Process models designed with the Process Designer component can be subsequently enacted as an activity type in WPE. When enacting a process model several requirements must be fulfilled. First, a process model must have clearly defined output types (f.e. product types). Second, alternative paths in a process model are allowed but are transformed into different activity types with different output types. The basic assumption behind this approach is that a variation in a production process always affects the type of product. In other words, products of the same type are always produced in the same way and if an alternative path has no effect on the process it is merged. For example, if a process model contains alternative paths for the type of finishing a product (f.e. painting, laminating) the different paths will be merged to one as long as the product type is the same (holds the same product id).

In the current implementation of the Process Designer only simple sequences of activities are supported. Events are omitted when transforming a BPMN process model to an activity type.

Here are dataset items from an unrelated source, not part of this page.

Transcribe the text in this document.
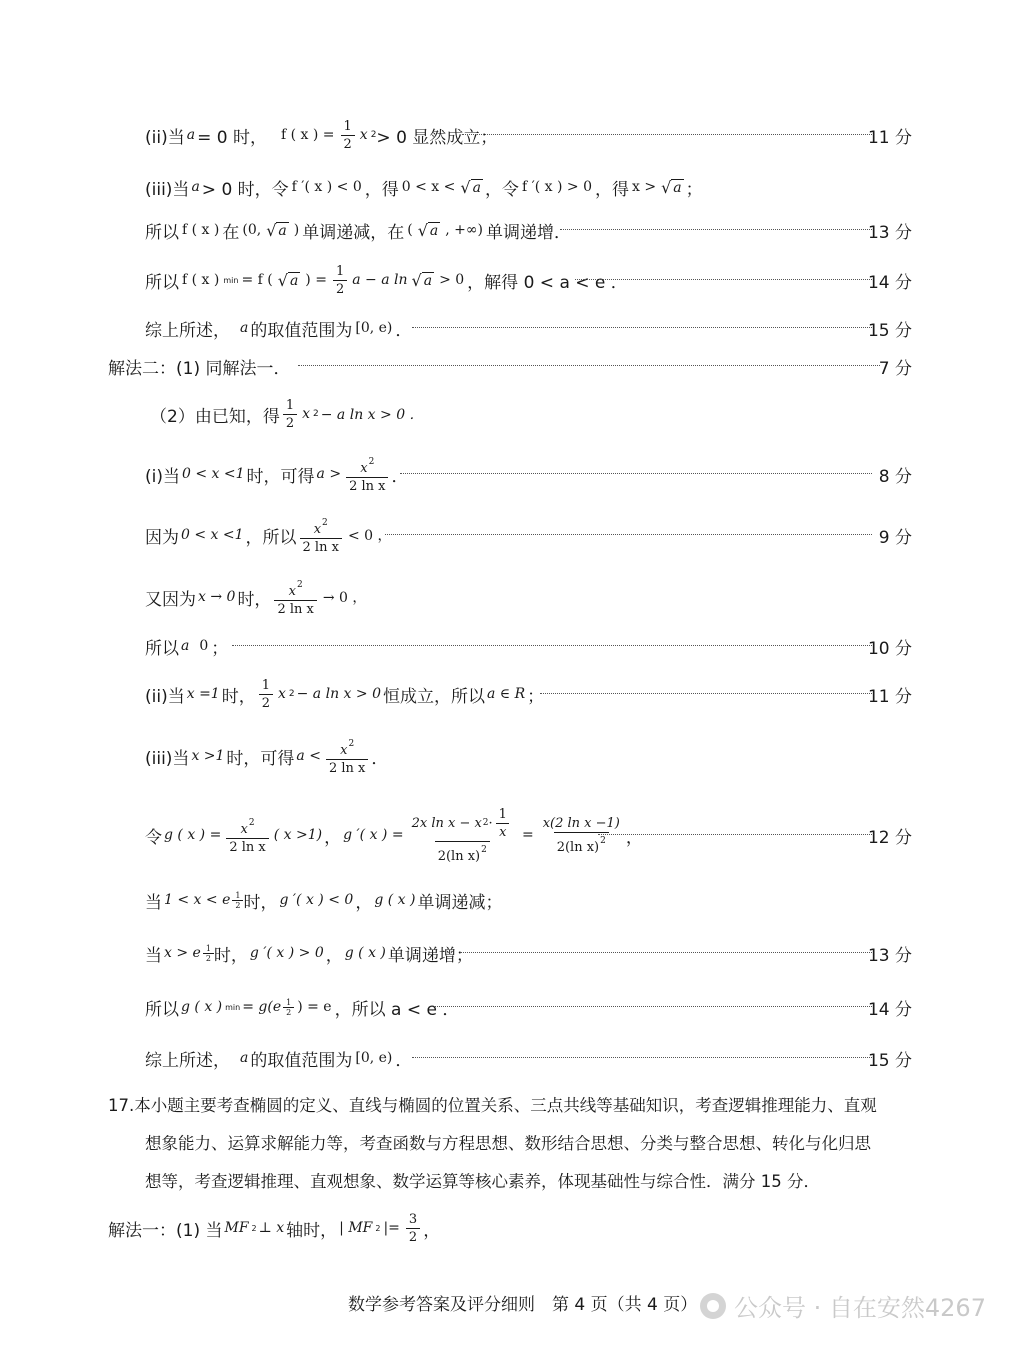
(ii)当 a = 0 时， f ( x ) = $\frac{1}{2}$ x 2 > 0 显然成立；	11 分
(iii)当 a > 0 时，令 f ′( x ) < 0 ，得 0 < x < √ a ，令 f ′( x ) > 0 ，得 x > √ a ；
所以 f ( x ) 在 (0, √ a ) 单调递减，在 ( √ a , +∞) 单调递增．	13 分
所以 f ( x ) min = f ( √ a ) = $\frac{1}{2}$ a − a ln √ a > 0 ，解得 0 < a < e ．	14 分
综上所述， a 的取值范围为 [0, e) ．	15 分
解法二：(1) 同解法一．	7 分
（2）由已知，得 $\frac{1}{2}$ x 2 − a ln x > 0 ．
(i)当 0 < x <1 时，可得 $a > \frac{x^2}{\text{2 ln x}}$ ．	8 分
因为 0 < x <1 ，所以 $\frac{x^2}{\text{2 ln x}} < 0$ ，	9 分
又因为 x → 0 时， $\frac{x^2}{\text{2 ln x}} \to 0$ ，
所以 a 0 ；	10 分
(ii)当 x =1 时， $\frac{1}{2}$ x 2 − a ln x > 0 恒成立，所以 a ∈ R ；	11 分
(iii)当 x >1 时，可得 $a < \frac{x^2}{\text{2 ln x}}$ ．
令 g ( x ) = $\frac{x^2}{\text{2 ln x}}$ ( x >1) ， g ′( x ) = $\frac{2x \ln x - x 2 \cdot \frac{1}{x}}{2(\ln x)^2} = \frac{\text{x(2 ln x −1)}}{2(\ln x)^2}$ ，	12 分
当 1 < x < e $\frac{1}{2}$ 时， g ′( x ) < 0 ， g ( x ) 单调递减；
当 x > e $\frac{1}{2}$ 时， g ′( x ) > 0 ， g ( x ) 单调递增；	13 分
所以 g ( x ) $\min = g(e \frac{1}{2}$ ) = e ，所以 a < e ．	14 分
综上所述， a 的取值范围为 [0, e) ．	15 分
17.本小题主要考查椭圆的定义、直线与椭圆的位置关系、三点共线等基础知识，考查逻辑推理能力、直观
想象能力、运算求解能力等，考查函数与方程思想、数形结合思想、分类与整合思想、转化与化归思
想等，考查逻辑推理、直观想象、数学运算等核心素养，体现基础性与综合性．满分 15 分．
解法一：(1) 当 MF 2 ⊥ x 轴时， | MF 2 |= $\frac{3}{2}$ ，
数学参考答案及评分细则　第 4 页（共 4 页） 公众号 · 自在安然4267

3.3.4 Weasel Instance Monitor Activity instances created from activity types (process models) are stored in Weasel’s database along with their status and start/stop times. In addition, each activity instance holds a reference to the activity type it is derived from. Depending on the production scenario chosen also instances of input- and output types are created with each activity instance. For example, if products created and materials consumed during production need to be tracked on an instance level throughout the whole production process, respective instances of product and material types are created. Following the approach described in section 2, these instances are the primary reference for all data produced by production equipment on the shop floor. Linking shop floor data to activity instances makes its use for improved production planning and control easier, as the context in which the data has been produced is evident. Monitoring of activity instances -- in the current implementation -- is performed by a simple list of activities and their status. Each activity can also actively be changed with regard to status and time information. In the case of an operational production line a large amount of activity instances and related entries in the database will occur. Monitoring of individual instances will then be quite difficult. For this purpose, an aggregated view on activities and other more sophisticated tools must be implemented on top of the simple list currently provided.